An Algerian freedom fighter in the country’s war for independence was tortured and murdered by French forces, Emmanuel Macron finally admitted to his family.

He made the statement "in the name of France" during a meeting with Ali Boumendjel’s grandchildren, officially disavowing a coverup which ruled his death a suicide.

Boumendjel was a lawyer who was arrested during the battle of Algiers by the French army, "placed incommunicado, tortured, and then killed on 23 March 1957," the Elysee Palace said in a statement.

Last month, Boumendjel's niece Fadela Boumendjel-Chitour denounced what she called the "devastating" lie the French state had told about her uncle.

"Ali Boumendjel did not commit suicide. He was tortured and then killed," Macron told Boumendjel's grandchildren, according to the statement.

French historian Benjamin Stora, who wrote the government-commissioned report, said there is a "never-ending memory war" between the two countries.

The report has been described by the Algerian government as "not objective" and falling "below expectations."

While campaigning for office in 2017, Macron caused a sensation by declaring that the colonisation of Algeria was a "crime against humanity."

Then in 2018, he acknowledged that France had instigated a system that facilitated torture during the 1954-1962 Algerian war, which ended 132 years of French rule.
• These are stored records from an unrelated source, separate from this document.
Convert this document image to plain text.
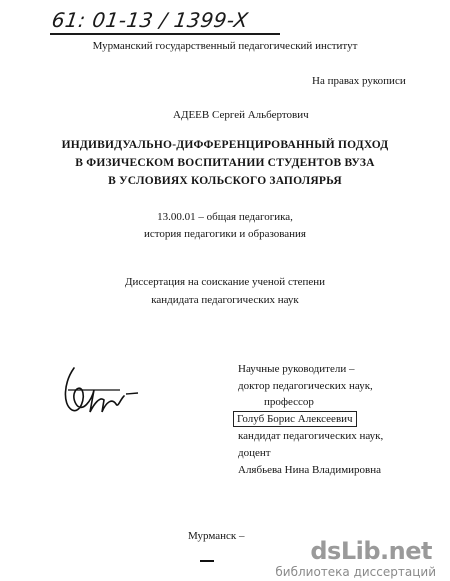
61: 01-13 / 1399-X
Мурманский государственный педагогический институт
На правах рукописи
АДЕЕВ Сергей Альбертович
ИНДИВИДУАЛЬНО-ДИФФЕРЕНЦИРОВАННЫЙ ПОДХОД
В ФИЗИЧЕСКОМ ВОСПИТАНИИ СТУДЕНТОВ ВУЗА
В УСЛОВИЯХ КОЛЬСКОГО ЗАПОЛЯРЬЯ
13.00.01 – общая педагогика,
история педагогики и образования
Диссертация на соискание ученой степени
кандидата педагогических наук
Научные руководители –
доктор педагогических наук,
профессор
Голуб Борис Алексеевич
кандидат педагогических наук,
доцент
Алябьева Нина Владимировна
Мурманск –
dsLib.net
библиотека диссертаций
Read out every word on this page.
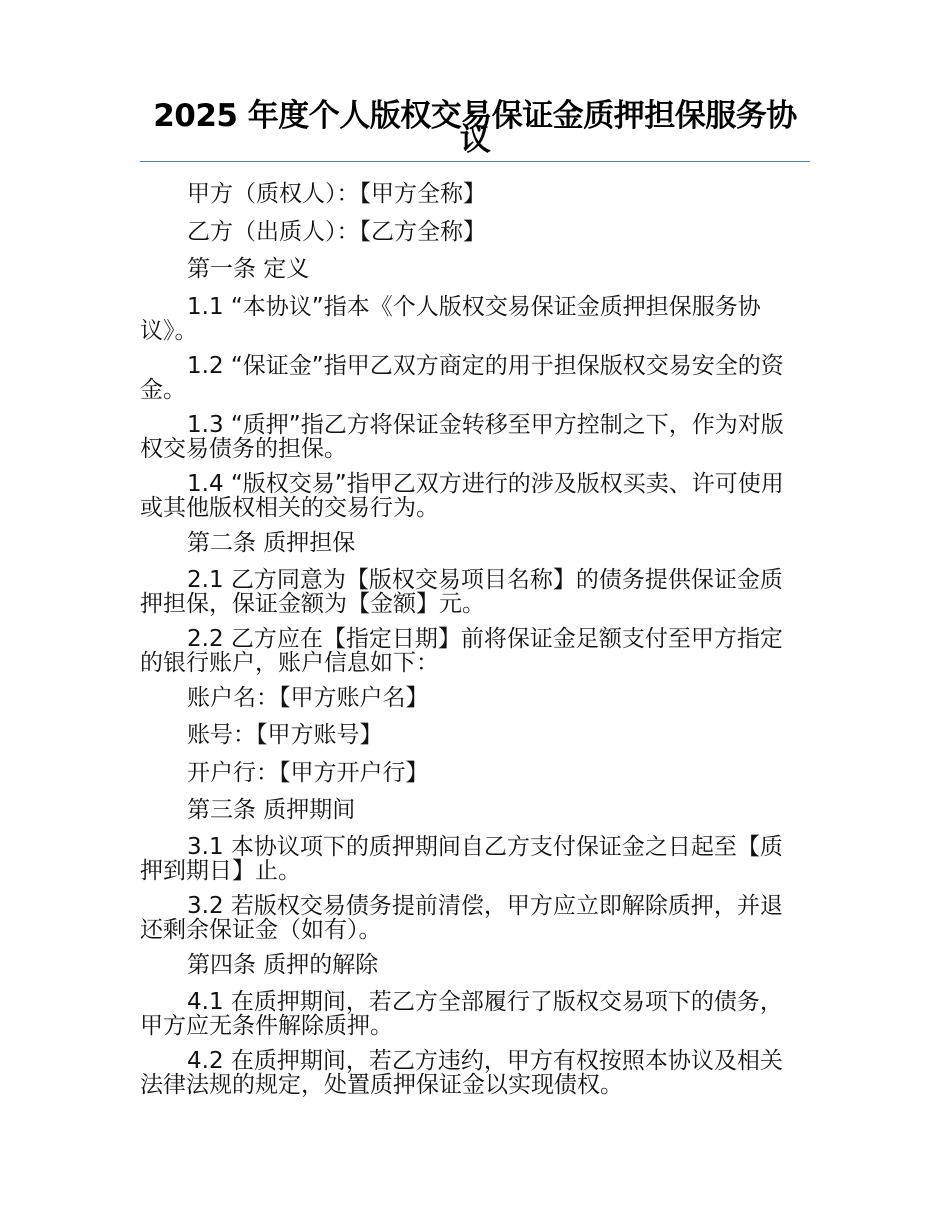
2025 年度个人版权交易保证金质押担保服务协议

甲方（质权人）：【甲方全称】

乙方（出质人）：【乙方全称】

第一条 定义

1.1 “本协议”指本《个人版权交易保证金质押担保服务协议》。

1.2 “保证金”指甲乙双方商定的用于担保版权交易安全的资金。

1.3 “质押”指乙方将保证金转移至甲方控制之下，作为对版权交易债务的担保。

1.4 “版权交易”指甲乙双方进行的涉及版权买卖、许可使用或其他版权相关的交易行为。

第二条 质押担保

2.1 乙方同意为【版权交易项目名称】的债务提供保证金质押担保，保证金额为【金额】元。

2.2 乙方应在【指定日期】前将保证金足额支付至甲方指定的银行账户，账户信息如下：

账户名：【甲方账户名】

账号：【甲方账号】

开户行：【甲方开户行】

第三条 质押期间

3.1 本协议项下的质押期间自乙方支付保证金之日起至【质押到期日】止。

3.2 若版权交易债务提前清偿，甲方应立即解除质押，并退还剩余保证金（如有）。

第四条 质押的解除

4.1 在质押期间，若乙方全部履行了版权交易项下的债务，甲方应无条件解除质押。

4.2 在质押期间，若乙方违约，甲方有权按照本协议及相关法律法规的规定，处置质押保证金以实现债权。
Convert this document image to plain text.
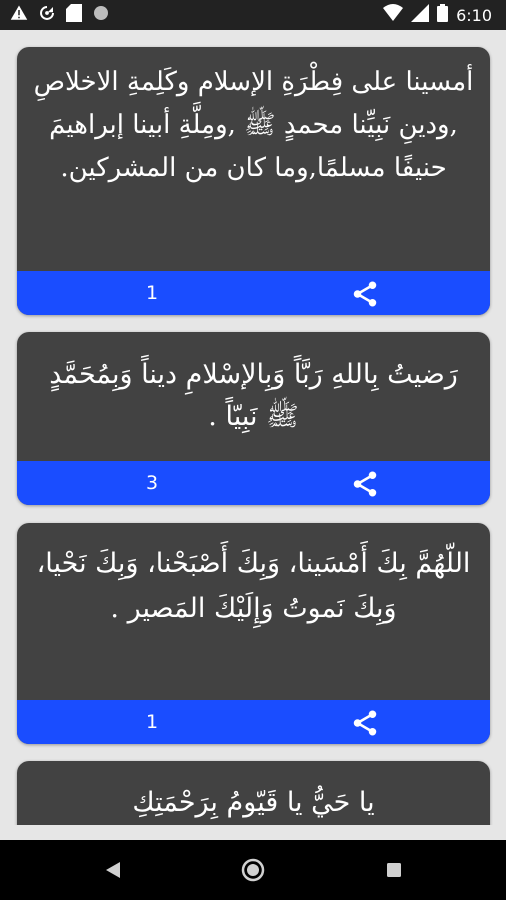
6:10
أمسينا على فِطْرَةِ الإسلام وكَلِمةِ الاخلاصِ ,ودينِ نَبِيِّنا محمدٍ ﷺ ,ومِلَّةِ أبينا إبراهيمَ حنيفًا مسلمًا,وما كان من المشركين.
1
رَضيتُ بِاللهِ رَبَّاً وَبِالإسْلامِ ديناً وَبِمُحَمَّدٍ ﷺ نَبِيّاً .
3
اللّهُمَّ بِكَ أَمْسَينا، وَبِكَ أَصْبَحْنا، وَبِكَ نَحْيا، وَبِكَ نَموتُ وَإِلَيْكَ المَصير .
1
يا حَيُّ يا قَيّومُ بِرَحْمَتِكِ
But Macron has since ruled out an official apology, maintaining that there was "no question of showing repentance" or of "presenting an apology" for the occupation of Algeria or the war.

Macron’s refusal to apologise – a provocation?

Kamal Belarbi, a representative in the Algerian Parliament, told The New Arab earlier this year that he considered the French statement a new political provocation and an attempt to deny Algeria’s right to recognition.

"We are used to provocation and we are accustomed to French reactions to Algeria's historic demand for official recognition, an apology for its colonial crimes and compensation for them," Belarbi told The New Arab.

"This position once again confirms France’s denial of all the terrible crimes that Algeria has witnessed,” he said.

Belarbi cited the plundering of Algeria’s natural resources, the placing of landmines that cause deaths to this day and the toxic effects of nuclear explosions as some of the crimes for which the French are responsible.

Algeria will celebrate 60 years of independence from France in 2022. The country's freedom from colonialism came at a huge human cost, as French colonial forces massacred hundreds of thousands of Algerian civilians and the Algerian National Liberation Front (FLN).